Inicio > relatos > EL Cofre (I): El Fragmento Falso

EL Cofre (I): El Fragmento Falso

cofre

I – El Fragmento Falso

El Dr. Omer Eskicioglu estaba terminando de limpiar otro de los fragmentos de la temporada de excavaciones de este año. Se trataba de un trozo de vasija de barro de unos 7600 años de antigüedad, del final de la era glaciar que produjo la apertura del Bósforo e inundó el mar negro con agua del mediterráneo. Lamentablemente, tampoco este contenía lo que el doctor estaba buscando.

Lo dejó sobre la mesa, se quitó las gafas y se frotó los ojos recostándose en el respaldo de su silla. Los cerró por un momento y pudo escuchar la lluvia que sonaba en los cristales de su despacho de la universidad norteña de Ordu, en Turquía.
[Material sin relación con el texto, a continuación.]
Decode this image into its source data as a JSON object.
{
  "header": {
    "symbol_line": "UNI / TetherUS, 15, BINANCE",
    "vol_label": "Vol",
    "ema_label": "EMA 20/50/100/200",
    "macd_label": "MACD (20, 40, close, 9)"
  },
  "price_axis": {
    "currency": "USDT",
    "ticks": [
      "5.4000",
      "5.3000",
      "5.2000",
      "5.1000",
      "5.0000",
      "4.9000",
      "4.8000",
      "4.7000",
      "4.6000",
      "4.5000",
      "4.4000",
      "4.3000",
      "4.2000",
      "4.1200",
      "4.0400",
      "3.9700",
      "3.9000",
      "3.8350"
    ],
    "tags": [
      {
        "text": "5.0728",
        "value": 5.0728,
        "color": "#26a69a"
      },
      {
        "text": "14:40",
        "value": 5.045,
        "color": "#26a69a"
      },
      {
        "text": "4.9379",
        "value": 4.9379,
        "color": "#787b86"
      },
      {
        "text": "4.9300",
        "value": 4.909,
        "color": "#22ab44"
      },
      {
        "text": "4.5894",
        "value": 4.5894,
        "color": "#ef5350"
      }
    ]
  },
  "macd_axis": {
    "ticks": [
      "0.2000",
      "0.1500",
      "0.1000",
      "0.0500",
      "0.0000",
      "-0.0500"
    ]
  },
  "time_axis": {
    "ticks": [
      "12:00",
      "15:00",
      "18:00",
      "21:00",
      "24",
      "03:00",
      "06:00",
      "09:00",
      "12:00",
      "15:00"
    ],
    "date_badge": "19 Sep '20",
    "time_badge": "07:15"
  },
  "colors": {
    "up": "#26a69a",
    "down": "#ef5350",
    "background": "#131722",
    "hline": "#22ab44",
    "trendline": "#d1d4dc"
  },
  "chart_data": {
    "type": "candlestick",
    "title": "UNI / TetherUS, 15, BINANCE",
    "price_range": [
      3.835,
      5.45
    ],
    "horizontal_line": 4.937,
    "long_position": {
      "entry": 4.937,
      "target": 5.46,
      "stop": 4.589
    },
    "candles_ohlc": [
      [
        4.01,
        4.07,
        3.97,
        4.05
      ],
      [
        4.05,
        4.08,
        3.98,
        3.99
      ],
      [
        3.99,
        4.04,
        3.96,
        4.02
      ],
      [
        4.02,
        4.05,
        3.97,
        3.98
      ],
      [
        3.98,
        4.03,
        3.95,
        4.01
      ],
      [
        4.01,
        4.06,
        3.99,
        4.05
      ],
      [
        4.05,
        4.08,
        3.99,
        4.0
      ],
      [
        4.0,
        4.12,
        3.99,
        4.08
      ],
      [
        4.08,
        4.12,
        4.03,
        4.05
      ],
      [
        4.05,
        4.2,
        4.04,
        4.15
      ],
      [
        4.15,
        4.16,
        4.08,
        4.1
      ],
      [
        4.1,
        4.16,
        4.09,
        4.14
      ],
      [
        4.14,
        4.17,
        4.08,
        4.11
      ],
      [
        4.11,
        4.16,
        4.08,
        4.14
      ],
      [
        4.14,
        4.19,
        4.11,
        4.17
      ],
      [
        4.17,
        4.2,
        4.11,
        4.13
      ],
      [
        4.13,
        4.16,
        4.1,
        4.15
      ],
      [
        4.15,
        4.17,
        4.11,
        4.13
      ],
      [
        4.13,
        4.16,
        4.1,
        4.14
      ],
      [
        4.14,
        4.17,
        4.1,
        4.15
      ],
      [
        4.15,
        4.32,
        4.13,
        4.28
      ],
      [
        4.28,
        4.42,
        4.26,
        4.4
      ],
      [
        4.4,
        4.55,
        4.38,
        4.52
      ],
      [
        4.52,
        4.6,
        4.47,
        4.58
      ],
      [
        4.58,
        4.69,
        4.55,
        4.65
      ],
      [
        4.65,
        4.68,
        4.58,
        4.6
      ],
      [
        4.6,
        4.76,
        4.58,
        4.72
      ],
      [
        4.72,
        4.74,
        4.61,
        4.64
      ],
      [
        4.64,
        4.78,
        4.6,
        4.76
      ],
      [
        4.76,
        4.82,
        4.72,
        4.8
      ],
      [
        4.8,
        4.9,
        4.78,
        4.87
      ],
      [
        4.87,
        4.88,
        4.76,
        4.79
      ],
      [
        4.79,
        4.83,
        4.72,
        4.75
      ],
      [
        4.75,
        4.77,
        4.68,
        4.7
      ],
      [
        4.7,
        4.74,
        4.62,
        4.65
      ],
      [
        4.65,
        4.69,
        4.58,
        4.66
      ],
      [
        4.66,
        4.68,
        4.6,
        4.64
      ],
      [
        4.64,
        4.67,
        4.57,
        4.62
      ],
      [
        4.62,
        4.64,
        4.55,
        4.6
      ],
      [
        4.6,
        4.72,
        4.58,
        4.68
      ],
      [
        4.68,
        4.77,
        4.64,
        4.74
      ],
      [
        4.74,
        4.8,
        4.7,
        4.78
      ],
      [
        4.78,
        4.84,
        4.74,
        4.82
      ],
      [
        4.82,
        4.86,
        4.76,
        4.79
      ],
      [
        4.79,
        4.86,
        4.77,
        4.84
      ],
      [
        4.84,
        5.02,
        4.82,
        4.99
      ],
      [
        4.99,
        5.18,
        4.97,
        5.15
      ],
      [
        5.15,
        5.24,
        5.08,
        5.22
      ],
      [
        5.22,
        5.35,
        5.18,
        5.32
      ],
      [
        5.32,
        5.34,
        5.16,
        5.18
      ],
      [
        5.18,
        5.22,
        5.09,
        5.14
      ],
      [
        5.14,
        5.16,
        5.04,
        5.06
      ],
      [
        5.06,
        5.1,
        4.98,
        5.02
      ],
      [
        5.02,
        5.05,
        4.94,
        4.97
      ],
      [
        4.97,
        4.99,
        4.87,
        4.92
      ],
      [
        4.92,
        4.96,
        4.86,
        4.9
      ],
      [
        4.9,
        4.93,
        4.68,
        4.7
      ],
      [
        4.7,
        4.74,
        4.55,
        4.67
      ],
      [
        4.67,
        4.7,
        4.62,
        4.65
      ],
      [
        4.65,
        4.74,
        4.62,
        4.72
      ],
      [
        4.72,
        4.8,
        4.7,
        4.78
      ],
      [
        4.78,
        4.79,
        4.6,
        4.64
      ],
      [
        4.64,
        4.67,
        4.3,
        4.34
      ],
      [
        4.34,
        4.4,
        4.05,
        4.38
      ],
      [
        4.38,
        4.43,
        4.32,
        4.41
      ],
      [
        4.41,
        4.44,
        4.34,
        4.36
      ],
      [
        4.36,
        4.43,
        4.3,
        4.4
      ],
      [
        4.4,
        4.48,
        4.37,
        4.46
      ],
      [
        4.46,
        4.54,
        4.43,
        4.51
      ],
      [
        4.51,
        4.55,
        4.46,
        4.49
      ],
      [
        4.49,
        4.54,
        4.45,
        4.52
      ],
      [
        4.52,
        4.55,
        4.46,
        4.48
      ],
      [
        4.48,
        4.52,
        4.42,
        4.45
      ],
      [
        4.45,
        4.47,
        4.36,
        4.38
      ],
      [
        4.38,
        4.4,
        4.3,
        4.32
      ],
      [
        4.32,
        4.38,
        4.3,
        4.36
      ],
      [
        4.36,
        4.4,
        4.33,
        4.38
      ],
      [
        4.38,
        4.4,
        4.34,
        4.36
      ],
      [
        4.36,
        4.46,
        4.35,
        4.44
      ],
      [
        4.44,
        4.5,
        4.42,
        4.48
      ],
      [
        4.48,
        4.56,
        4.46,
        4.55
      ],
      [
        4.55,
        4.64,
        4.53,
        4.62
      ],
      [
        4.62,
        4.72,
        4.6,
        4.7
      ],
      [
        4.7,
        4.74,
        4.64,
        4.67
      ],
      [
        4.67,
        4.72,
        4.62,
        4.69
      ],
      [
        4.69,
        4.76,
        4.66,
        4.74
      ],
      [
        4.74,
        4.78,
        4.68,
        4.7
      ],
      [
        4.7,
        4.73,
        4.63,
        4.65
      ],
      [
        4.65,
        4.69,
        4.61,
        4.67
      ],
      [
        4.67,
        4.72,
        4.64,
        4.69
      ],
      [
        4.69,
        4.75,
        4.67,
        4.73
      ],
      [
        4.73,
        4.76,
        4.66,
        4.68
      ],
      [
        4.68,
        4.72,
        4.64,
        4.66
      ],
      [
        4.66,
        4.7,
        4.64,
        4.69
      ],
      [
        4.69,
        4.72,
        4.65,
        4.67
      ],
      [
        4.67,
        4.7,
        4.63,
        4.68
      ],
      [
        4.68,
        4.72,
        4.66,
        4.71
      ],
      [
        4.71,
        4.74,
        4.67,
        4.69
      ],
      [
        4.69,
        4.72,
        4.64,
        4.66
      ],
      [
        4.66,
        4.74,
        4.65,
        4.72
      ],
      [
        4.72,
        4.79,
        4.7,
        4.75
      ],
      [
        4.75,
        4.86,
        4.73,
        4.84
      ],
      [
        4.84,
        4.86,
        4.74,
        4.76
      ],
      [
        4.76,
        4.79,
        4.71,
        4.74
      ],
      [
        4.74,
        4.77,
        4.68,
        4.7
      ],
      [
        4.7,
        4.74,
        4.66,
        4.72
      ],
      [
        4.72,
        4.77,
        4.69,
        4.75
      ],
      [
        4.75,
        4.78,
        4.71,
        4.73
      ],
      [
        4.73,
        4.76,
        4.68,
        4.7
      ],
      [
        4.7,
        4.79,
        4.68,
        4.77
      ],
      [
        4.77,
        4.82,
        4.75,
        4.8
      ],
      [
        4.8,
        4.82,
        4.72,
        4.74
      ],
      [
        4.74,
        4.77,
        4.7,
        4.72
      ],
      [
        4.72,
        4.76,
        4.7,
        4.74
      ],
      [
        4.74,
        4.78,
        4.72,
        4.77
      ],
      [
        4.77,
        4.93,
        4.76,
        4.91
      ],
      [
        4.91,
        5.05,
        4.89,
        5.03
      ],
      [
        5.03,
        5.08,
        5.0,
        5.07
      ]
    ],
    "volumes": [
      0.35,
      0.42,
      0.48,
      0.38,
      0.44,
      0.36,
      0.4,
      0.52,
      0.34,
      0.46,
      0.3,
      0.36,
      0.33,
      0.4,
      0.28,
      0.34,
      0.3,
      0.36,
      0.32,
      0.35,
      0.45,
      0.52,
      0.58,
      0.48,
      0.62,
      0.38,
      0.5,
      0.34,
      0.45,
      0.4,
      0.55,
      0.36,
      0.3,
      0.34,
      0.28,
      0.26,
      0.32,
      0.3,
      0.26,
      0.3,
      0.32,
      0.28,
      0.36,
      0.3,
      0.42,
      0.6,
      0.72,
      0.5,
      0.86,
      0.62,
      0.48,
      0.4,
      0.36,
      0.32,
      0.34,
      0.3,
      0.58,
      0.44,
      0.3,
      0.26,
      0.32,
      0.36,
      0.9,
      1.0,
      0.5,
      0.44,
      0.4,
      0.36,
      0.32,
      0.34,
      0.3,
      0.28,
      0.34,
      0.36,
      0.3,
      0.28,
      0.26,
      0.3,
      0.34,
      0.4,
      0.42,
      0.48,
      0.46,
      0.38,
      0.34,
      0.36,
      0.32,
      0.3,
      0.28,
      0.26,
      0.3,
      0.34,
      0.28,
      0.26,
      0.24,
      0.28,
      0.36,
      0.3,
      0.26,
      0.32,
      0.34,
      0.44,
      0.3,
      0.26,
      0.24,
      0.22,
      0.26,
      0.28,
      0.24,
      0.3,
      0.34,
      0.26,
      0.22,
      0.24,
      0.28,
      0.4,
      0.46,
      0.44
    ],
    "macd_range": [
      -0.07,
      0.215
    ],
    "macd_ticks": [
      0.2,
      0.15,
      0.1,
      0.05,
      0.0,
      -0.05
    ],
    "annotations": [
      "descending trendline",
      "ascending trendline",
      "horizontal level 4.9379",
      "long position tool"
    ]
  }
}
Era catedrático en arqueología de esta universidad desde hacía ya 20 años, y su departamento era el que más presupuesto tenía, superando al de ingeniería, medicina y arquitectura. Gracias a sus artículos publicados en congresos internacionales acerca de las runas proto-lingüísticas y cuneiformes encontradas en la cuenca sumergida del mar negro había conseguido numerosas subvenciones que le permitían poder salir con varios barcos en verano para recoger más muestras con alumnos suyos.

En estos 20 últimos años de investigación apenas había conseguido reunir 5 ó 6 fragmentos que realmente mereciesen la pena desde el punto de vista académico, sin embargo cada uno de ellos había constituido un paso más hacia la identificación de lo que el llamaba “el idioma de Adán”. La primera forma de proto-escritura que, según sus investigaciones, parecía provenir de la zona sumergida del mar negro y que más adelante dio origen a los diferentes alfabetos escritos del mundo.
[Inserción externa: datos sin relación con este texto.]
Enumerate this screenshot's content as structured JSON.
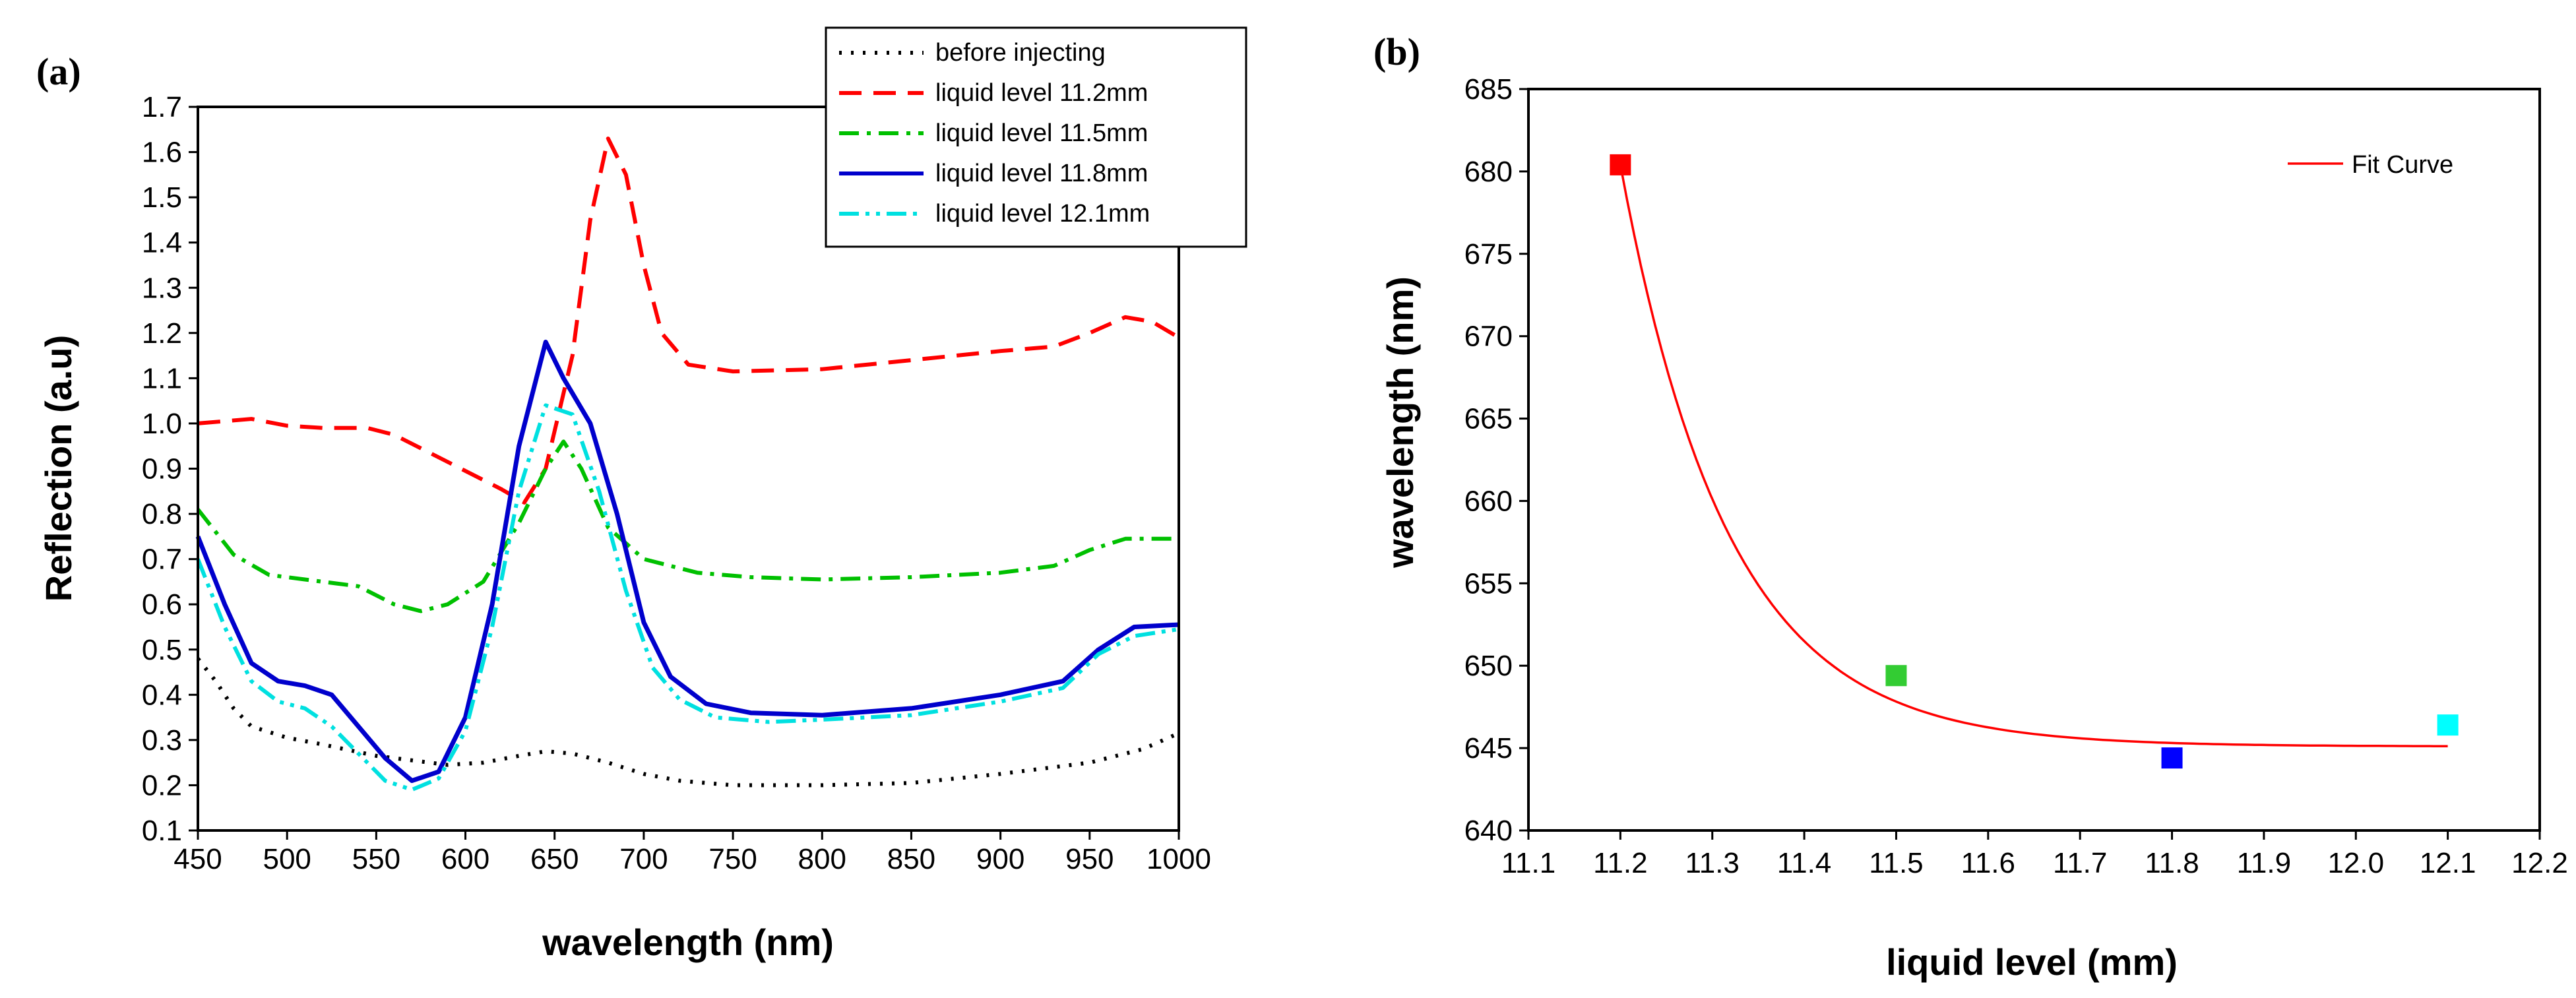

Echó la cabeza hacia atrás y comenzó a hacer giros con el cuello para descargar la tensión de estar todo el día mirando a través de las lentes de aumento. Su despacho era también uno de los más avanzados de la universidad. Tenía una pared cubierta con pantallas en las que se podían ver numerosos escritos que había digitalizado utilizando cámaras infrarrojas, ultravioleta, detalles a nivel microscópico de los grabados… y debajo de ellas una larga bancada en la que se esparcían los restos con los que estaba trabajando debajo de numerosas lentes, cámaras, microscopios y lámparas.
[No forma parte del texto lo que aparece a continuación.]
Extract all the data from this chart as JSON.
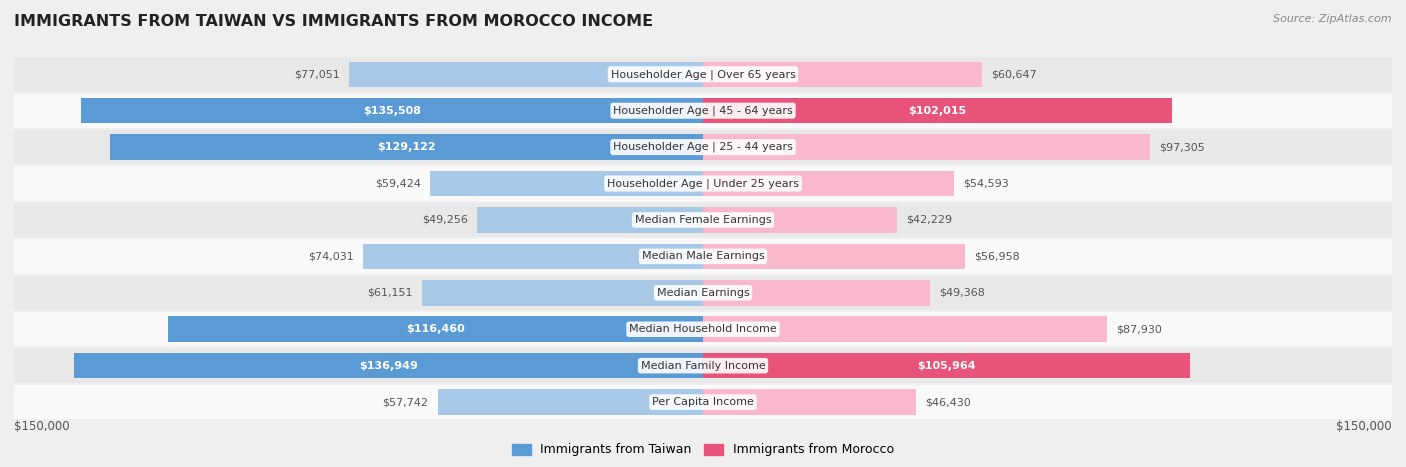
{
  "title": "IMMIGRANTS FROM TAIWAN VS IMMIGRANTS FROM MOROCCO INCOME",
  "source": "Source: ZipAtlas.com",
  "categories": [
    "Per Capita Income",
    "Median Family Income",
    "Median Household Income",
    "Median Earnings",
    "Median Male Earnings",
    "Median Female Earnings",
    "Householder Age | Under 25 years",
    "Householder Age | 25 - 44 years",
    "Householder Age | 45 - 64 years",
    "Householder Age | Over 65 years"
  ],
  "taiwan_values": [
    57742,
    136949,
    116460,
    61151,
    74031,
    49256,
    59424,
    129122,
    135508,
    77051
  ],
  "morocco_values": [
    46430,
    105964,
    87930,
    49368,
    56958,
    42229,
    54593,
    97305,
    102015,
    60647
  ],
  "taiwan_color_light": "#a8c8e8",
  "taiwan_color_dark": "#5b9bd5",
  "morocco_color_light": "#f9b8cc",
  "morocco_color_dark": "#e8537a",
  "max_value": 150000,
  "x_label_left": "$150,000",
  "x_label_right": "$150,000",
  "background_color": "#efefef",
  "row_bg_light": "#e8e8e8",
  "row_bg_white": "#f9f9f9",
  "taiwan_threshold": 100000,
  "morocco_threshold": 100000
}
Eran ya las 8 de la tarde, pero en octubre ya comenzaba a anochecer pronto. Esto, unido al comienzo de la temporada de lluvias, que iba de Septiembre a Junio del año siguiente, hacían que su despacho pareciese un sitio agradable en comparación con el exterior. Decidió darle a la muestra una capa más de abrasivo para hacer su trabajo más fácil mañana por la mañana y fue a mirar su correo por última vez.

Además de un par de emails de alumnos preguntando por los horarios de prácticas y la invitación a un congreso nacional en el este del país, Omer vio un email que le llamó la atención:

De: f.roux@esa.eu

Para: Omer.eskicioglu@ordu.edu.tr

Asunto: Invitación a proyecto

Estimado Dr. Omer Eskicioglu,

Mi nombre es Francesc Roux. Me gustaría poder ponerme en contacto con usted para proponerle una colaboración que esperamos sea provechosa para ambas partes. Se trata de la investigación de un idioma en el que esperamos que pueda ayudarnos.

El Dr. Fatih Turkoglu de la Middle East Technical University nos ha comunicado que podemos contar con su discreción en este asunto y nos ha remitido a usted en este caso, ya que, según él, es usted quien mejor conoce las lenguas muertas cuneiformes y rúnicas.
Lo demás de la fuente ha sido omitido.